Les horaires des rencontres qui suivent les lectures au Nouveau Théâtre Sainte-Marie-d’en-Bas sont approximatifs
Le mardi 22 mai à 18h30 au Petit Angle
Causerie avec Kouam Tawa
À l’initiative de la Maison de la Poésie Rhône-Alpes
Kouam Tawa est arrivé à la littérature par la poésie, mais son écriture chemine entre théâtre, poésie, haïkus, histoires pour enfants, contes, récits… Il y a chez Kouam Tawa une nécessité de dire les choses, de donner à voir le réel, de nous embarquer dans l’aventure humaine, de nous la rendre palpable, émouvante sans débordements de pathos et quelque soit la forme d’écriture retenue, la poésie est toujours présente, langue affranchie, sonore, lucide mais aussi ardente de vie, généreuse, héritage d’une
tradition orale qui fait danser les mots lumineux et les choses qui grincent. Kouam Tawa a reçu en mars 2018 le Prix Poésie des lecteurs du Printemps des Poètes pour son album jeunesse : Danse, Petite Lune, éditions Rue du Monde.

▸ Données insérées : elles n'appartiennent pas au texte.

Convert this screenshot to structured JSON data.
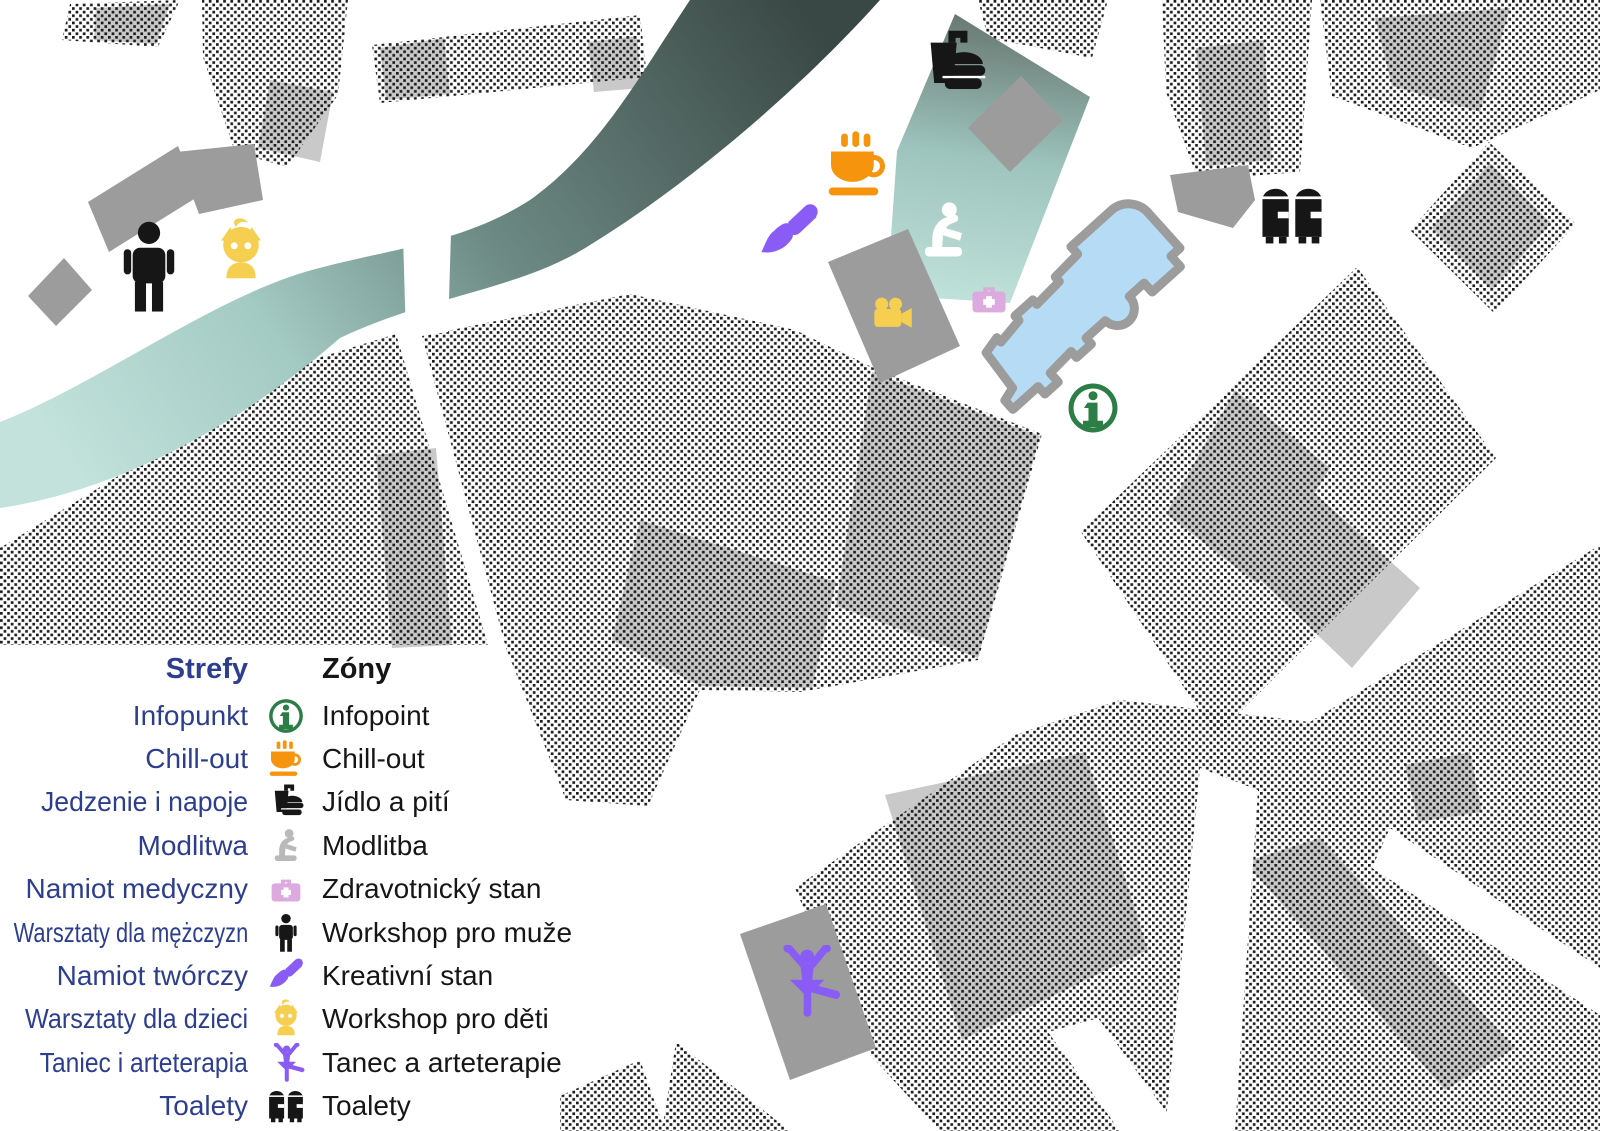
{
  "title": "Festival zones map (Strefy / Zóny)",
  "colors": {
    "accent_blue": "#2d3e8f",
    "text_black": "#161616",
    "halftone_dot": "#1d1d1d",
    "building_gray": "#9c9c9c",
    "building_in_block_gray": "#c9c9c9",
    "river_dark": "#3a4845",
    "river_light": "#c2e2db",
    "zone_teal": "#9dc4bd",
    "church_fill": "#b5dcf4",
    "church_outline": "#9c9c9c",
    "orange": "#f7940d",
    "yellow": "#f6cf50",
    "purple": "#8a5cf6",
    "pink": "#dcaade",
    "green": "#2d7d46",
    "white": "#ffffff"
  },
  "legend": {
    "heading": {
      "pl": "Strefy",
      "cz": "Zóny"
    },
    "rows": [
      {
        "pl": "Infopunkt",
        "cz": "Infopoint",
        "icon": "info-icon",
        "color": "#2d7d46"
      },
      {
        "pl": "Chill-out",
        "cz": "Chill-out",
        "icon": "coffee-cup-icon",
        "color": "#f7940d"
      },
      {
        "pl": "Jedzenie i napoje",
        "cz": "Jídlo a pití",
        "icon": "food-drink-icon",
        "color": "#161616"
      },
      {
        "pl": "Modlitwa",
        "cz": "Modlitba",
        "icon": "praying-person-icon",
        "color": "#b9b9b9"
      },
      {
        "pl": "Namiot medyczny",
        "cz": "Zdravotnický stan",
        "icon": "first-aid-kit-icon",
        "color": "#dcaade"
      },
      {
        "pl": "Warsztaty dla mężczyzn",
        "cz": "Workshop pro muže",
        "icon": "man-icon",
        "color": "#161616"
      },
      {
        "pl": "Namiot twórczy",
        "cz": "Kreativní stan",
        "icon": "paintbrush-icon",
        "color": "#8a5cf6"
      },
      {
        "pl": "Warsztaty dla dzieci",
        "cz": "Workshop pro děti",
        "icon": "child-icon",
        "color": "#f6cf50"
      },
      {
        "pl": "Taniec i arteterapia",
        "cz": "Tanec a arteterapie",
        "icon": "dancer-icon",
        "color": "#8a5cf6"
      },
      {
        "pl": "Toalety",
        "cz": "Toalety",
        "icon": "toilets-icon",
        "color": "#161616"
      }
    ]
  },
  "map": {
    "markers": [
      {
        "name": "workshop-men",
        "icon": "man-icon",
        "x": 149,
        "y": 267,
        "size": 95,
        "color": "#161616"
      },
      {
        "name": "workshop-kids",
        "icon": "child-icon",
        "x": 241,
        "y": 251,
        "size": 67,
        "color": "#f6cf50"
      },
      {
        "name": "food-and-drink",
        "icon": "food-drink-icon",
        "x": 952,
        "y": 64,
        "size": 76,
        "color": "#161616"
      },
      {
        "name": "chill-out",
        "icon": "coffee-cup-icon",
        "x": 858,
        "y": 165,
        "size": 72,
        "color": "#f7940d"
      },
      {
        "name": "creative-tent",
        "icon": "paintbrush-icon",
        "x": 789,
        "y": 234,
        "size": 68,
        "color": "#8a5cf6"
      },
      {
        "name": "prayer-zone",
        "icon": "praying-person-icon",
        "x": 944,
        "y": 231,
        "size": 68,
        "color": "#ffffff"
      },
      {
        "name": "medical-tent",
        "icon": "first-aid-kit-icon",
        "x": 989,
        "y": 298,
        "size": 46,
        "color": "#dcaade"
      },
      {
        "name": "video-zone",
        "icon": "video-camera-icon",
        "x": 889,
        "y": 313,
        "size": 52,
        "color": "#f6cf50"
      },
      {
        "name": "infopoint",
        "icon": "info-icon",
        "x": 1093,
        "y": 408,
        "size": 58,
        "color": "#2d7d46"
      },
      {
        "name": "toilets",
        "icon": "toilets-icon",
        "x": 1292,
        "y": 215,
        "size": 70,
        "color": "#161616"
      },
      {
        "name": "dance-arttherapy",
        "icon": "dancer-icon",
        "x": 806,
        "y": 982,
        "size": 74,
        "color": "#8a5cf6"
      }
    ]
  }
}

Le mercredi 23 mai à 21h30 au Nouveau Théâtre Sainte-Marie-d’en-Bas
La lecture LE CIMETIÈRE DE L’ÉLÉPHANTE sera suivie d’une rencontre avec George Brant et Dominique Hollier
Modératrice Émilie Viossat
Un peu de contexte
Le cimetière de l’éléphante est né d’un matériau volé aux gros titres de la Presse, même si ces gros titres dataient de 1916. J’ai découvert cette histoire en tombant un jour sur une photo en noir et blanc de la pendaison de Mary l’éléphante sur internet, et cette image n’a dès lors cessé de me hanter. Une photo perturbante à un niveau très primaire, en deçà de son évidente cruauté. L’image est floue, trouble, brouillée, déjà déformée au moment-même de sa prise. J’ai commencé à voir les parallèles entre cet acte de justice pervertie et la guerre que les Etats-Unis menaient en Iraq : dans les deux cas une chose née d’un désir de justice aboutissait au vide et à l’horreur.

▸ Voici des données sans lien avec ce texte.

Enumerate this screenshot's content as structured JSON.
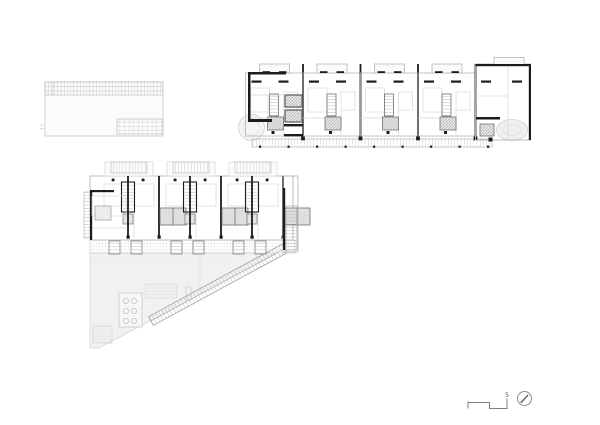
{
  "document": {
    "kind": "architectural-floor-plan-sheet",
    "background": "#ffffff"
  },
  "plans": {
    "roof_plan": {
      "label": "roof-plan",
      "position": "top-left"
    },
    "typical_floor_plan": {
      "label": "typical-floor-plan",
      "position": "top-right",
      "repeated_units": 4
    },
    "ground_floor_plan": {
      "label": "ground-floor-plan",
      "position": "middle-left",
      "repeated_units": 3,
      "has_plaza_triangle": true
    }
  },
  "legend": {
    "scale_label": "5",
    "north_icon": "compass-north-arrow"
  },
  "colors": {
    "line_dark": "#1c1c1c",
    "line_mid": "#6f6f6f",
    "line_light": "#b5b5b5",
    "line_faint": "#d8d8d8",
    "fill_page": "#ffffff",
    "fill_soft": "#fbfbfb",
    "fill_plaza": "#f1f1f1",
    "fill_hatch": "#e5e5e5",
    "label_color": "#555555"
  }
}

Le premier jet de la pièce reflétait volontairement l’histoire classique de la cécité des hommes face à l’éléphante, une série de monologues en adresse directe au public de la part de différents personnages qui ne paraissaient qu’une fois, chacun décrivant ce que l’éléphante signifiait pour eux. Au fil du travail, toutefois, j’ai abandonné mon concept originel et Le cimetière de l’éléphante est devenu une histoire chorale : l’adresse était toujours directe, mais certains passages se rapprochaient désormais du dialogue, la déclaration/vision d’un personnage rebondissant sur celles d’un autre.

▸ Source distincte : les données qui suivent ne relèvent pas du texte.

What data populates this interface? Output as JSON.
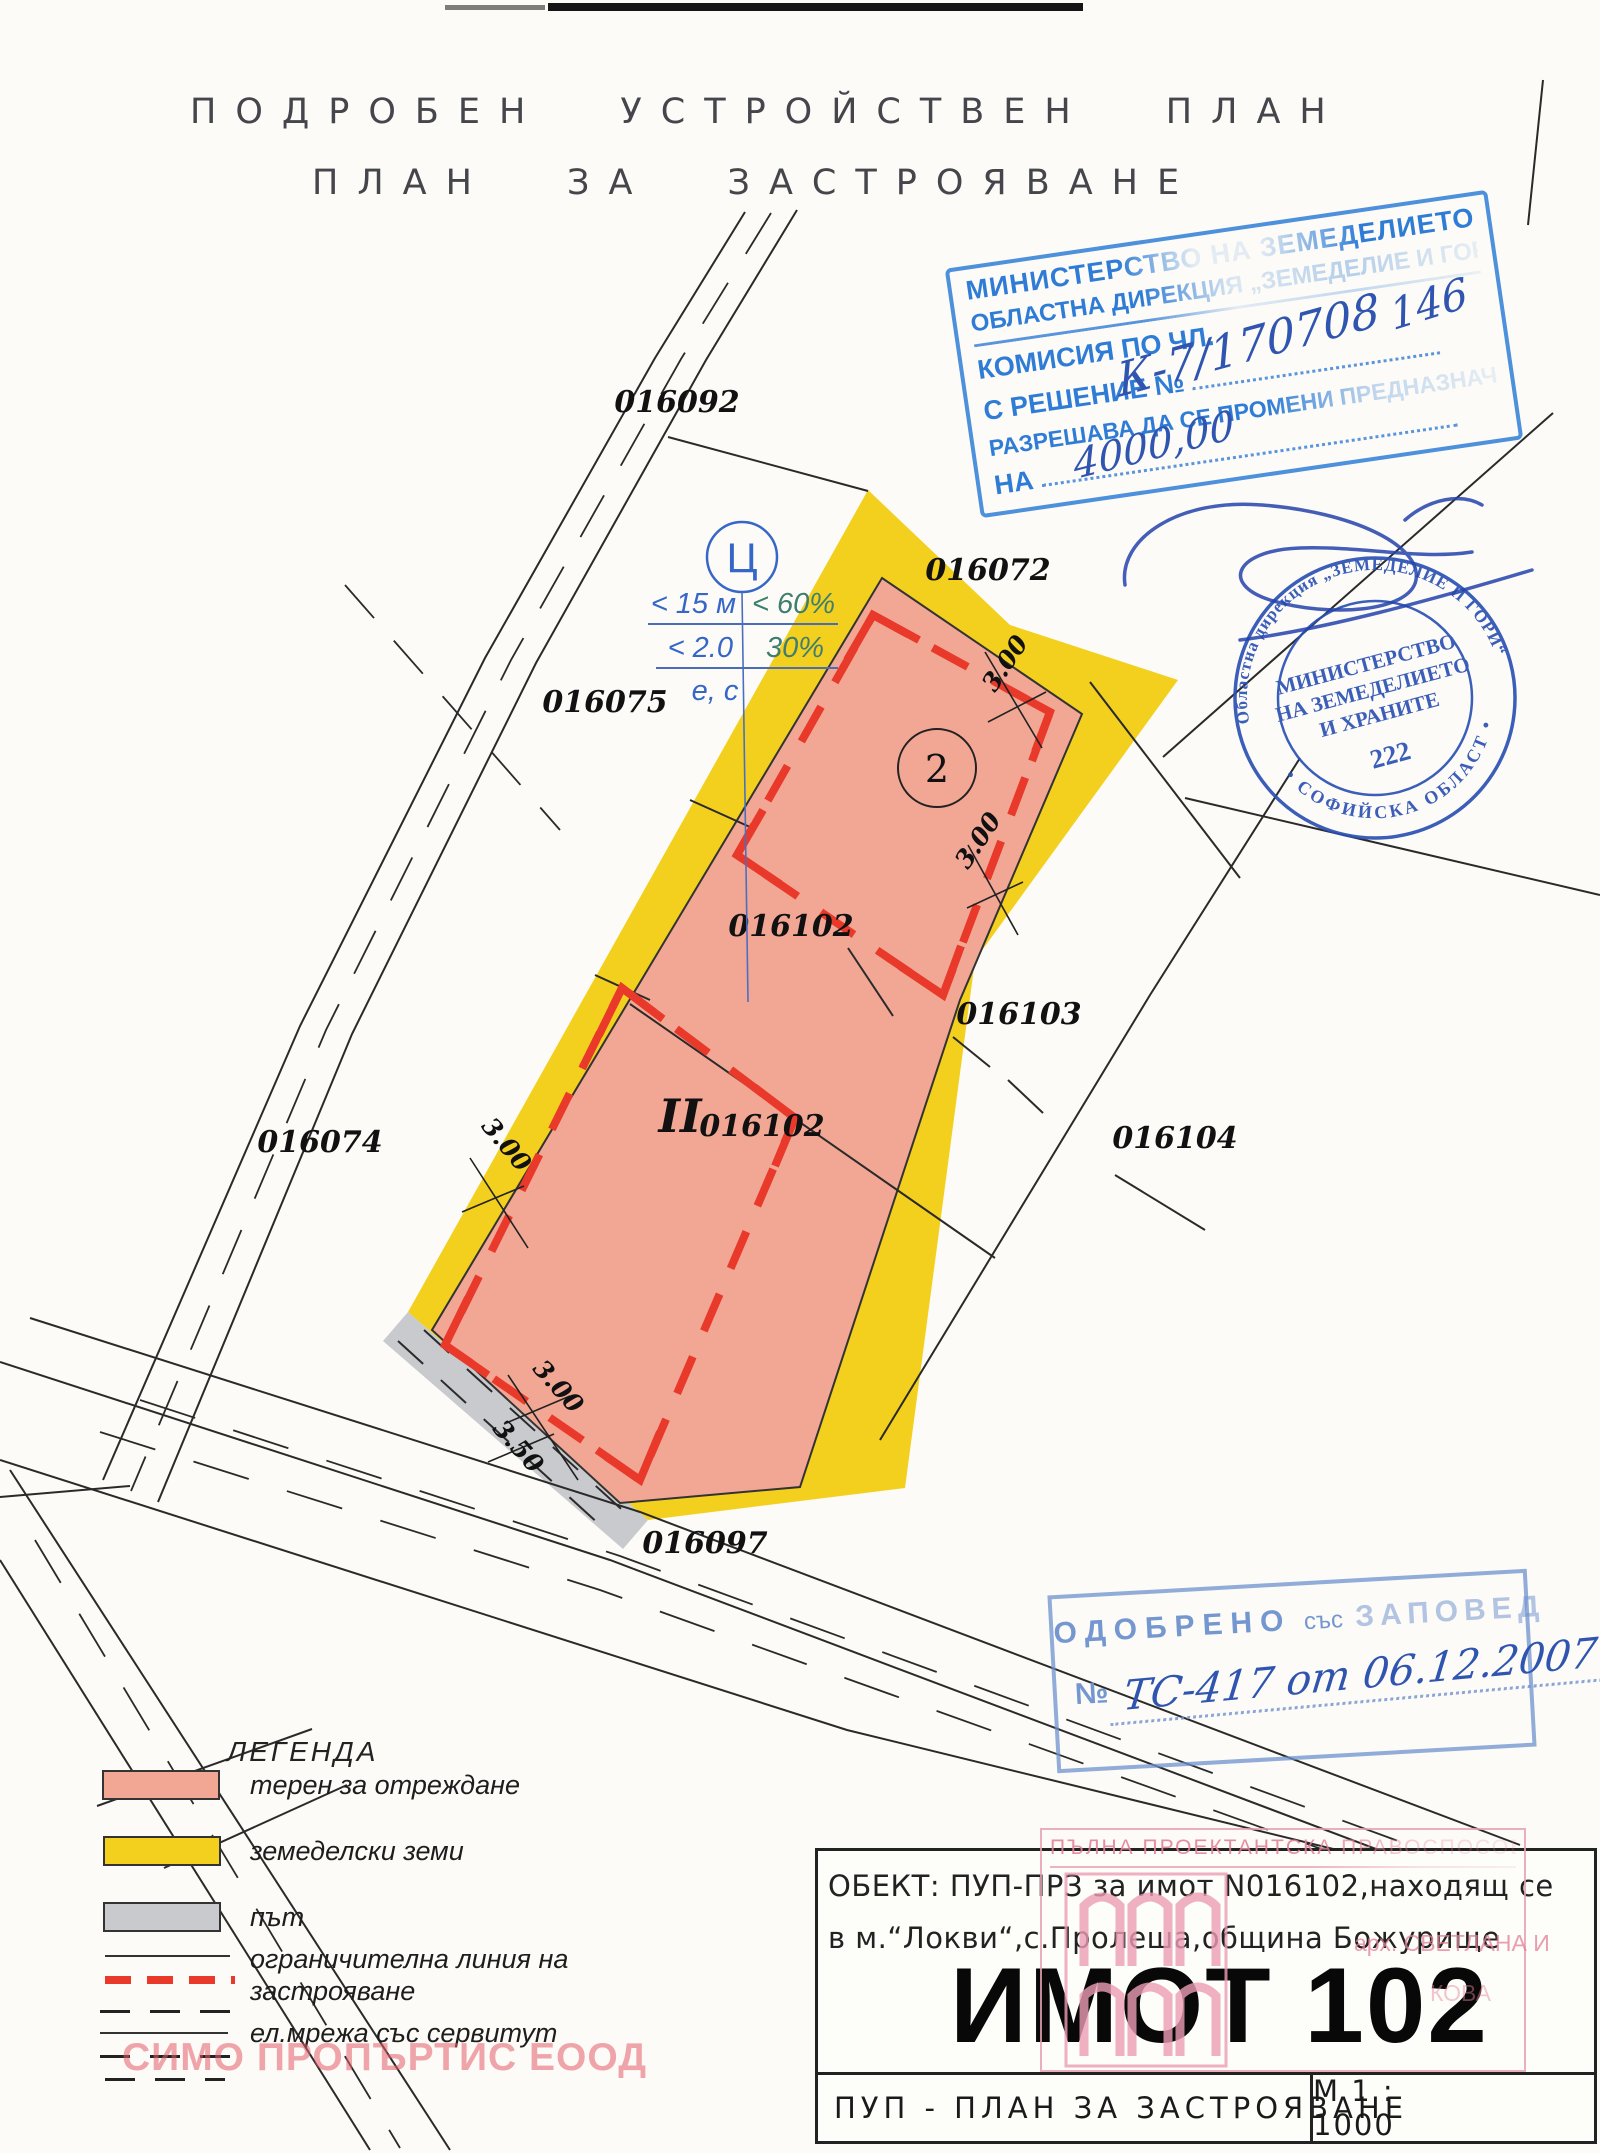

J’ai écrit dix-huit versions de la pièce, sans parler des nombreuses modifications – d’énormes coupes, des combinaisons de personnages, des compressions temporelles – mais tout au long de ce travail, le récit historique de base est resté inchangé, donnant une solide charpente à toutes les thématiques que j’ai voulu construire par-dessus.
George Brant, traduit par Dominique Hollier
Le jeudi 24 mai à 14h au Nouveau Théâtre Sainte-Marie-d’en-Bas
Regards lycéens
Dans le cadre du projet LIRE LE THÉÂTRE (D’)AUJOURD’HUI, 120 lycéen·ne·s de seconde et première rencontrent les auteurs des trois pièces qu’ils ont lues et discutées en classe entre janvier et avril pour échanger, lire, questionner…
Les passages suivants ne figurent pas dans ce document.